The Not-So-Fun Tasks For Interpersonal Relationships Positives:


As humans, we innately rely on human contact and although there are some perceived struggles there are also a lot of benefits. By working on your interpersonal-relationships you can feel a greater sense of belonging, connection, understanding, and acceptance.


To give a personal example of me prior to doing self-work and after, let me share how I previously showed anger (defensiveness/wall-building) towards people when they give me feedback instead of listening to what they had to say. Well, from personal experience I can tell you that this builds a two-way wall, you build a wall so you can't hear what the other person is saying and the other person builds a wall because they don't feel heard. At the end of all of this, if you step out of your ego and allow for feedback and criticism you may benefit from what they have to say and learn something you may need to work on.
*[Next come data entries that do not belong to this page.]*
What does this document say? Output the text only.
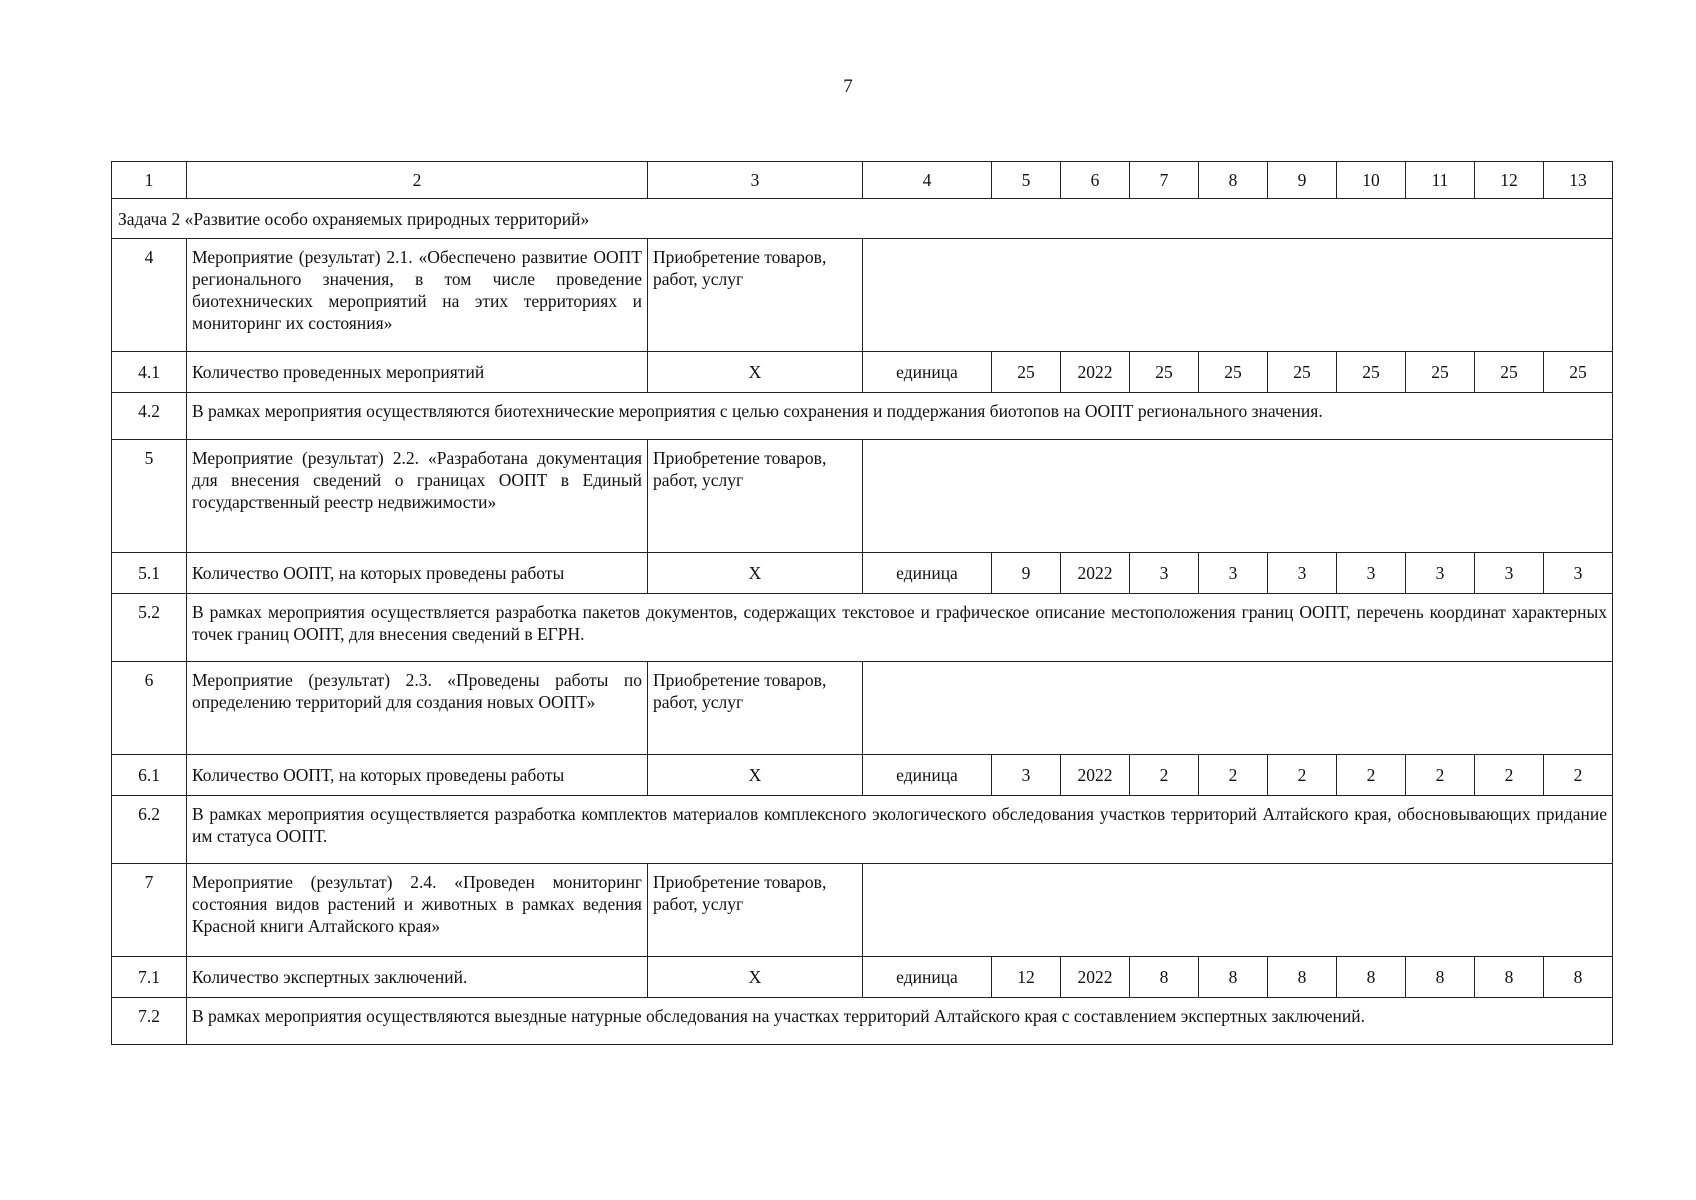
7
1	2	3	4	5	6	7	8	9	10	11	12	13
Задача 2 «Развитие особо охраняемых природных территорий»												
4	Мероприятие (результат) 2.1. «Обеспечено развитие ООПТ регионального значения, в том числе проведение биотехнических мероприятий на этих территориях и мониторинг их состояния»	Приобретение товаров, работ, услуг										
4.1	Количество проведенных мероприятий	Х	единица	25	2022	25	25	25	25	25	25	25
4.2	В рамках мероприятия осуществляются биотехнические мероприятия с целью сохранения и поддержания биотопов на ООПТ регионального значения.											
5	Мероприятие (результат) 2.2. «Разработана документация для внесения сведений о границах ООПТ в Единый государственный реестр недвижимости»	Приобретение товаров, работ, услуг										
5.1	Количество ООПТ, на которых проведены работы	Х	единица	9	2022	3	3	3	3	3	3	3
5.2	В рамках мероприятия осуществляется разработка пакетов документов, содержащих текстовое и графическое описание местоположения границ ООПТ, перечень координат характерных точек границ ООПТ, для внесения сведений в ЕГРН.											
6	Мероприятие (результат) 2.3. «Проведены работы по определению территорий для создания новых ООПТ»	Приобретение товаров, работ, услуг										
6.1	Количество ООПТ, на которых проведены работы	Х	единица	3	2022	2	2	2	2	2	2	2
6.2	В рамках мероприятия осуществляется разработка комплектов материалов комплексного экологического обследования участков территорий Алтайского края, обосновывающих придание им статуса ООПТ.											
7	Мероприятие (результат) 2.4. «Проведен мониторинг состояния видов растений и животных в рамках ведения Красной книги Алтайского края»	Приобретение товаров, работ, услуг										
7.1	Количество экспертных заключений.	Х	единица	12	2022	8	8	8	8	8	8	8
7.2	В рамках мероприятия осуществляются выездные натурные обследования на участках территорий Алтайского края с составлением экспертных заключений.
It is important to learn constructive criticism in this case.


To conclude, by doing these tasks and creating a greater understanding of others, you can also 1) stop putting energy into draining relationships 2) recognize areas of growth 3) gain empathy for yourself and others.



"It is never too late to be who you might have been"

- George Eliot



Important Notes:


Take your time and recognize personal growth as a process that looks different for everyone.


Work on one thing at a time, this may minimize the overwhelming feeling of "having to fix everything".


Be accepting of yourself, recognize that "failure" allows us to reflect and grow and is a normal part of the beautiful process we call life.


Ask for support. Doing the not-so-fun tasks of self-care can be draining and sometimes we need someone to help us or someone to listen.



Thank you for letting me share some ways to cultivate your moments.